A schoolboy has been excluded from lessons after he organised a mass protest over a lack of homework.

Aaron Parfitt, 14, led 100 of his fellow pupils on a walkout at Bispham High School in Blackpool last Wednesday over concerns about teaching standards.

Despite his eagerness to learn, Aaron was told he was banned from lessons for the next two days, and now claims to have been excluded again ahead of a meeting between teachers and his mother.

Aaron originally contacted Blackpool Council and Ofsted to raise concerns over the quality of teaching before losing patience and organising the 100-strong walkout last Wednesday.

Teachers took a dim view of his actions and excluded him for two days on Thursday and Friday last week – much to the anger of his mother Janet, 52.

Now Aaron – who returned to the school today – claims he has been told he has been excluded again ahead of a meeting with teachers and Mrs Parfitt later this afternoon.

‘I’m absolutely fuming they’ve excluded him because he’s doing the best he can to get a good education,’ she said.

‘He was only trying to stick up for himself and his mates and then he gets told to stay away from the school for two days,’ she added.

Mrs Parfitt says her son emailed Blackpool Council and Ofsted to say he was worried about teaching standards, but claims they kept passing him on to other numbers.

She says Aaron eventually got so ‘fed up’ that he started to organise the protest.

Aaron said he felt forced into staging the mass walkout after raising his concerns to the school’s acting head teacher, his head of year, and the head of the maths department.
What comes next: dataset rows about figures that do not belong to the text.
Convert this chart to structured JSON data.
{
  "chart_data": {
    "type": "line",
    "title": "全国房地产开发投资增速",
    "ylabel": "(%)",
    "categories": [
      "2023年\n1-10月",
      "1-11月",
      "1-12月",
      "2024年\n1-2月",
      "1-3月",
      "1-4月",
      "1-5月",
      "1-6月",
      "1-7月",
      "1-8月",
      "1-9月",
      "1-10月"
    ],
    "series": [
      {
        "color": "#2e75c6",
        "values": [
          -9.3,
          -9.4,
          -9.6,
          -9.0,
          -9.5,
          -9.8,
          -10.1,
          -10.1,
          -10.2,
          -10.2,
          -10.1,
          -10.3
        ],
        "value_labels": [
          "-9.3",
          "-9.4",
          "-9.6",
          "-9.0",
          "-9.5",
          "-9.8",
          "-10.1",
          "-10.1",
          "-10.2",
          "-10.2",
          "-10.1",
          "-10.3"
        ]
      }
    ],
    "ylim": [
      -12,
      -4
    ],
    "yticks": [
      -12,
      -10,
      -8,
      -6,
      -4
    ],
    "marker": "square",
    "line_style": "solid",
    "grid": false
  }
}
He said: ‘I failed my maths exam in school and I was really worried because I just wanted to make sure I was able to do the work properly.’

‘We’ve had loads of different teachers and we weren’t getting enough homework so I decided to call the council and Ofsted to see if they would help me but they couldn’t,’ he added.

Aaron said that after his complaints got nowhere, he and a group of friends decided to walk out of their lessons.

He said that by the time the group got to the school’s playing field, they noticed a large number of pupils had followed.

In May last year Bispham High School was placed under special measures by Ofsted inspectors who said standards were low and that there was too much ‘mediocre teaching’.